Core technologies for this project included:

Gensim. This machine learning library implements Doc2Vec (my algorithm of choice for this project). It’s fast and widely used with a straightfoward interface. While I researched more modern algorithms like transformers, Doc2Vec is more suitable for processing long documents.

Doc2Vec, and how neural nets work more generally, demands more attention than I can give it in a paragraph; here’s an in-depth discussion.

Jekyll. Using a static site generator means staying close to HTML and JavaScript, building blocks of the web, and minimizing external dependencies.

Python, JavaScript, and shell scripts. Python is a standard language of machine learning projects and lets me use gensim. Most of the back end of the project is in Python. JavaScript is required for interactive content on the web. Shell scripts are jaw-droppingly fast for large-scale text processing. I reached for them when my computational needs were simple enough that I didn’t need Python libraries.

Deepscatter, a library for visualizing large numbers of points in the browser in a performant way, designed in part around the needs of large-scale cultural heritage visualization. Correspondingly, I used quadfeather to convert CSV files output by my python scripts into feather files usable by deepscatter.

The web site is hosted on Digital Ocean. It’s incredibly simple (and free) to deploy a Jekyll project here; hosting the data files is also straightfoward and cheap.

Unix: its filesystem and philosophy. I planned to start simple by using the filesystem for content until I outgrew it and needed a database, and then found I never had to set up a database; relying on LCCNs and relative paths was enough (once I added some tests to clarify and verify my decisions!).
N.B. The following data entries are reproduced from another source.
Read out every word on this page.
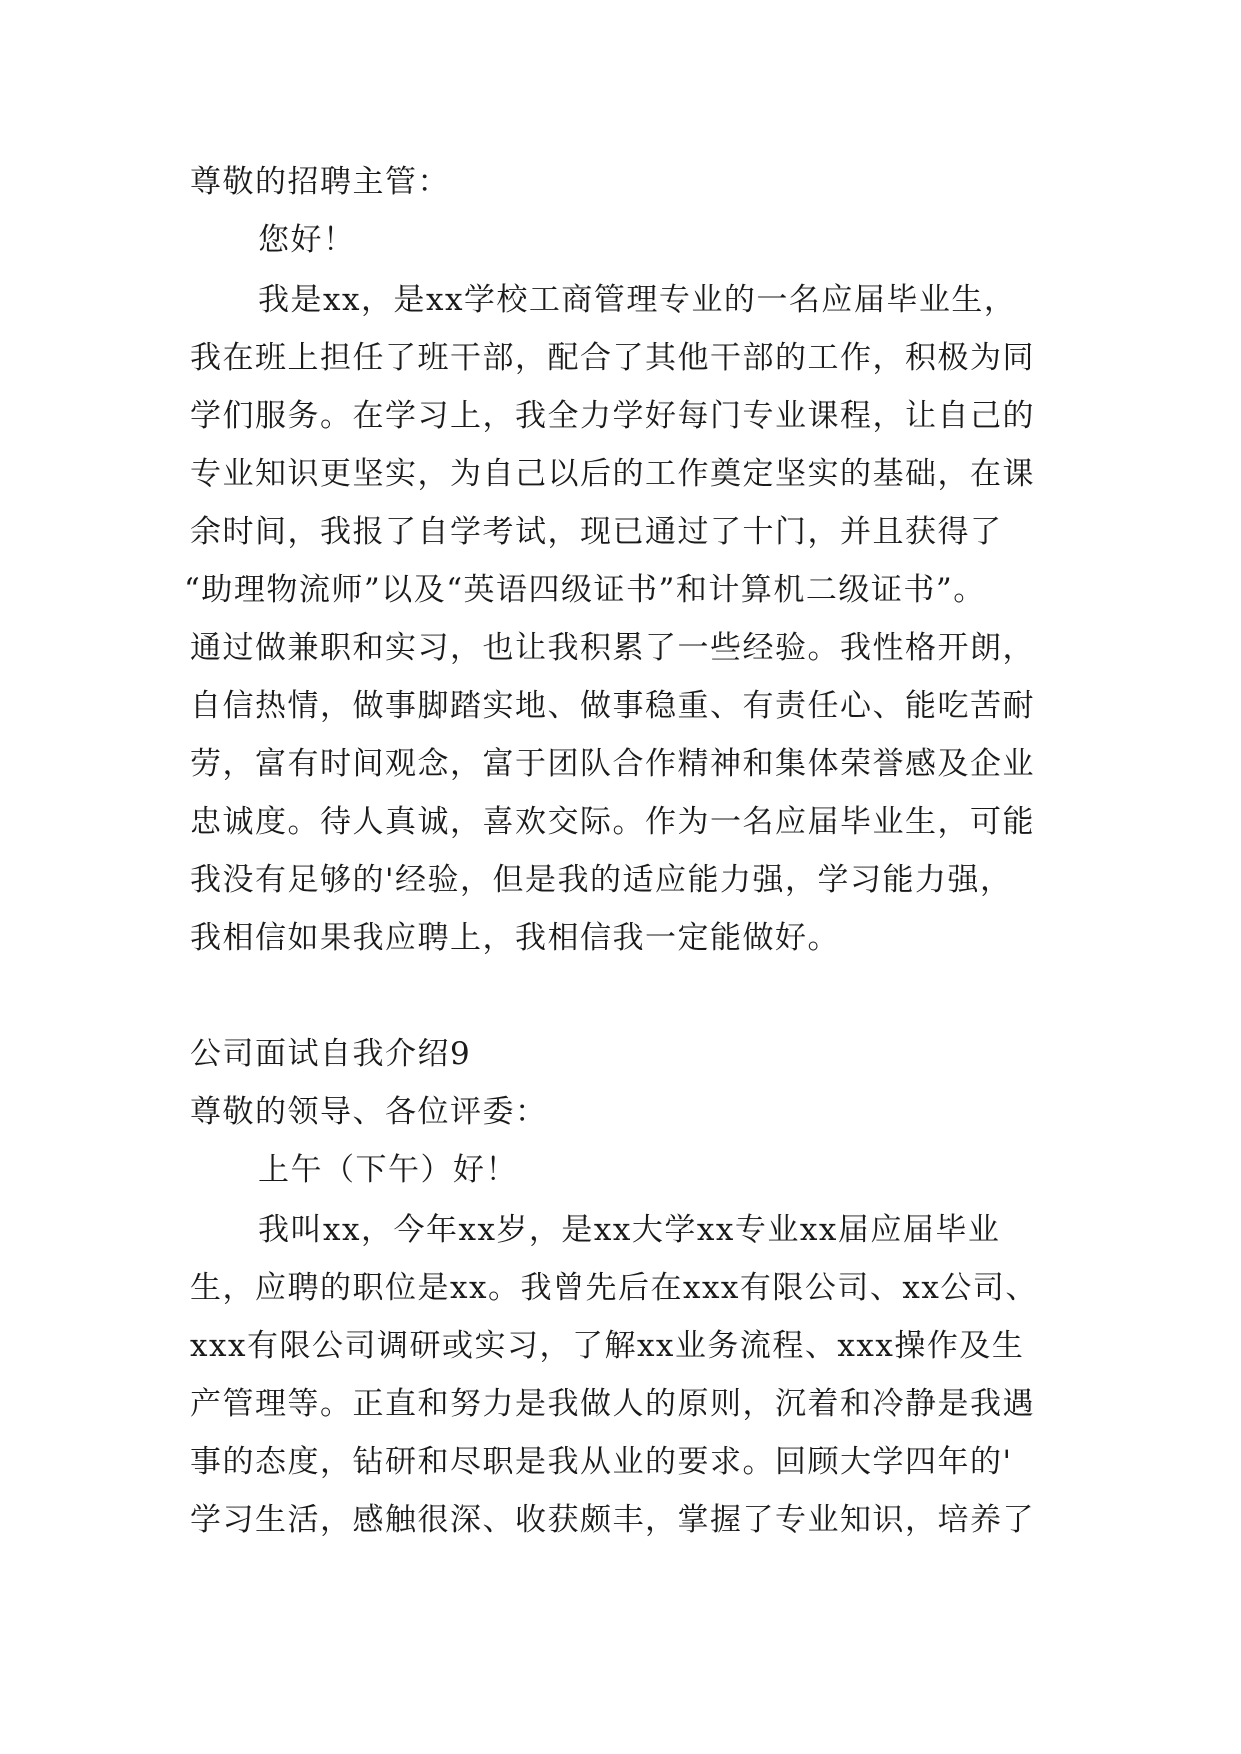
尊敬的招聘主管：
您好！
我是xx，是xx学校工商管理专业的一名应届毕业生，
我在班上担任了班干部，配合了其他干部的工作，积极为同
学们服务。在学习上，我全力学好每门专业课程，让自己的
专业知识更坚实，为自己以后的工作奠定坚实的基础，在课
余时间，我报了自学考试，现已通过了十门，并且获得了
“助理物流师”以及“英语四级证书”和计算机二级证书”。
通过做兼职和实习，也让我积累了一些经验。我性格开朗，
自信热情，做事脚踏实地、做事稳重、有责任心、能吃苦耐
劳，富有时间观念，富于团队合作精神和集体荣誉感及企业
忠诚度。待人真诚，喜欢交际。作为一名应届毕业生，可能
我没有足够的'经验，但是我的适应能力强，学习能力强，
我相信如果我应聘上，我相信我一定能做好。
公司面试自我介绍9
尊敬的领导、各位评委：
上午（下午）好！
我叫xx，今年xx岁，是xx大学xx专业xx届应届毕业
生，应聘的职位是xx。我曾先后在xxx有限公司、xx公司、
xxx有限公司调研或实习，了解xx业务流程、xxx操作及生
产管理等。正直和努力是我做人的原则，沉着和冷静是我遇
事的态度，钻研和尽职是我从业的要求。回顾大学四年的'
学习生活，感触很深、收获颇丰，掌握了专业知识，培养了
Being filesystem-based meant I was able to use a range of unix tools constantly throughout my development process. These aren’t in my repositories (except as shell scripts) because I used them in the context of my work, not to create deliverables, but their bulletproof reliability and composable nature made many of these workflow tasks a delight. Some of my favorites included:

find: with wc -l for file counting; with -mmin for monitoring the throughput of filtering scripts.
shuf, when I realized the visualization would do a much better job of showing the overall structure on load if I randomized the order of elements in the CSV, thereby ensuring the first tile’s worth of data points cointained representatives from a variety of collections;
grep, constantly and for a wide variety of reasons.
tail, for watching logfiles during long-running data pipelines.